RecursiveSplitter

datapizza.modules.splitters.RecursiveSplitter

Bases: Splitter

The RecursiveSplitter takes leaf nodes from a tree document structure and groups them into Chunk objects until reaching the maximum character limit. Each leaf Node represents the smallest unit of content that can be grouped.

init

__init__(max_char=5000, overlap=0)

Initialize the RecursiveSplitter.

Parameters:

Name	Type	Description	Default
`max_char`	`int`	The maximum number of characters per chunk	`5000`
`overlap`	`int`	The number of characters to overlap between chunks	`0`

split

split(node)

Split the node into chunks.

Parameters:

Name	Type	Description	Default
`node`	`Node`	The node to split	required

Returns:

Type	Description
`list[Chunk]`	A list of chunks

Usage

from datapizza.modules.parsers import TextParser
from datapizza.modules.splitters import RecursiveSplitter

splitter = RecursiveSplitter(
    max_char=10,
    overlap=1,
)

# Parse text into nodes because RecursiveSplitter need Node
parser = TextParser()
document = parser.parse("""
This is the first section of the document.
It contains important information about the topic.
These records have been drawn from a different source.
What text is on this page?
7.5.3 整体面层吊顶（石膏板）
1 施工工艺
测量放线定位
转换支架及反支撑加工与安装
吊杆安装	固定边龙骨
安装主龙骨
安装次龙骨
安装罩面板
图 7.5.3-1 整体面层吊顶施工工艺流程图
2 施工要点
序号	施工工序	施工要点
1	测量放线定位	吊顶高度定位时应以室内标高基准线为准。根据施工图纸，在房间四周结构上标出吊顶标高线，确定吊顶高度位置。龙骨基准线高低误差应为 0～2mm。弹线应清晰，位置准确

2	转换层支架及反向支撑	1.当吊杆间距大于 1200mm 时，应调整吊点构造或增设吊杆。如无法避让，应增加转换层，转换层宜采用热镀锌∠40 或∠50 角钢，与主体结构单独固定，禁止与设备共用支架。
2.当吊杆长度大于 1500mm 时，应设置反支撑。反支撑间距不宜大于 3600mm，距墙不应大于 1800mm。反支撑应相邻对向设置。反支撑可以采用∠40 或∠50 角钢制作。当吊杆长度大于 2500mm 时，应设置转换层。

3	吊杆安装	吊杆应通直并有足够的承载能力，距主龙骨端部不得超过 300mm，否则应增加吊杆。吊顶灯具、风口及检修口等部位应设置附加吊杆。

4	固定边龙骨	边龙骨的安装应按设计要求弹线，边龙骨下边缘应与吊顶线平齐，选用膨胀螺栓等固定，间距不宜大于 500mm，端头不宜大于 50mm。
This is the second section with more details.
It provides additional context and examples.

The final section concludes the document.
It summarizes the key points discussed.
""")

chunks = splitter.split(document)
print(chunks)

Features

Uses multiple separator strategies in order of preference
Recursive approach ensures optimal chunk boundaries
Configurable chunk size and overlap for context preservation
Handles various content types with appropriate separator selection
Preserves content structure while maintaining size limits